Na het lijden kwam de grote blijdschap over de verrijzenis; een duidelijke en stevige grondslag voor ons geloof! Wij zouden nu niet meer mogen twijfelen. Maar misschien zijn wij nog zwak, net zoals de apostelen, en vragen wij op deze Hemelvaartsdag aan Christus: Heer, gaat Gij in deze tijd voor Israël het koninkrijk herstellen? (Hand 1, 6). Zal onze twijfel en onze ellende nu definitief verdwijnen?

Het antwoord van de Heer is zijn hemelvaart. Net Heerals de apostelen zijn wij zowel verbaasd als bedroefd nu we zien dat Hij ons achterlaat. Het is zeker niet gemakkelijk aan de fysieke afwezigheid van Jezus te wennen. Ik vind het aangrijpend dat Hij met een schitterend gebaar van liefde is weggegaan en toch is gebleven. Hij is naar de hemel gegaan en in de heilige Hostie heeft Hij zich aan ons als voedsel gegeven. Maar we missen zijn menselijk woord, zijn manier van doen, van kijken, van glimlachen en van weldoen. Wij zouden Hem graag nog eens van dichtbij zien wanneer Hij vermoeid van de zware tocht bij de put gaat zitten,[Zie Joh 4, 6) wanneer Hij huilt om Lazarus (zie Joh 11, 35), lang achter elkaar bidt (zie Lc 6, 12), of medelijden heeft met de menigte! (zie Mt 15, 32; Mc 8, 2).
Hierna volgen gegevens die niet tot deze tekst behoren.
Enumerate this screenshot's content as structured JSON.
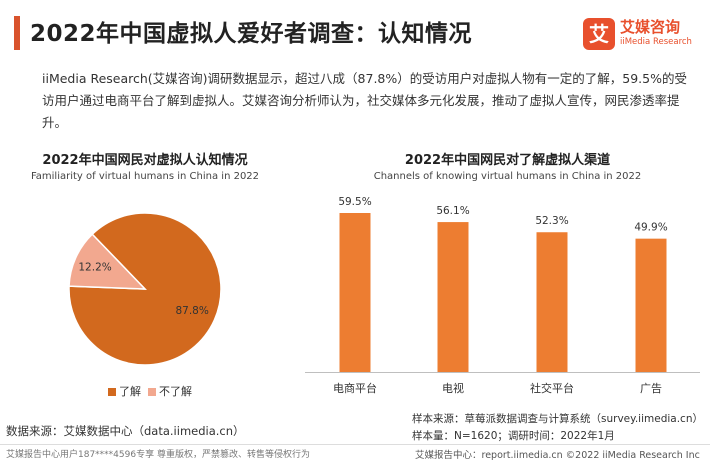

Ik heb het altijd vanzelfsprekend gevonden, en ik ben er ook altijd blij om geweest, dat de allerheiligste mensheid van Jezus naar de heerlijkheid van de Vader is opgestegen, maar ik denk dat een spoor van droefheid op Hemelvaartsdag ook een teken van liefde is. Hij is volmaakt God en Hij is mens geworden, volmaakt mens, vlees van ons vlees en bloed van ons bloed. En Hij verlaat ons om naar de hemel op te stijgen. Dan moeten we Hem toch wel missen?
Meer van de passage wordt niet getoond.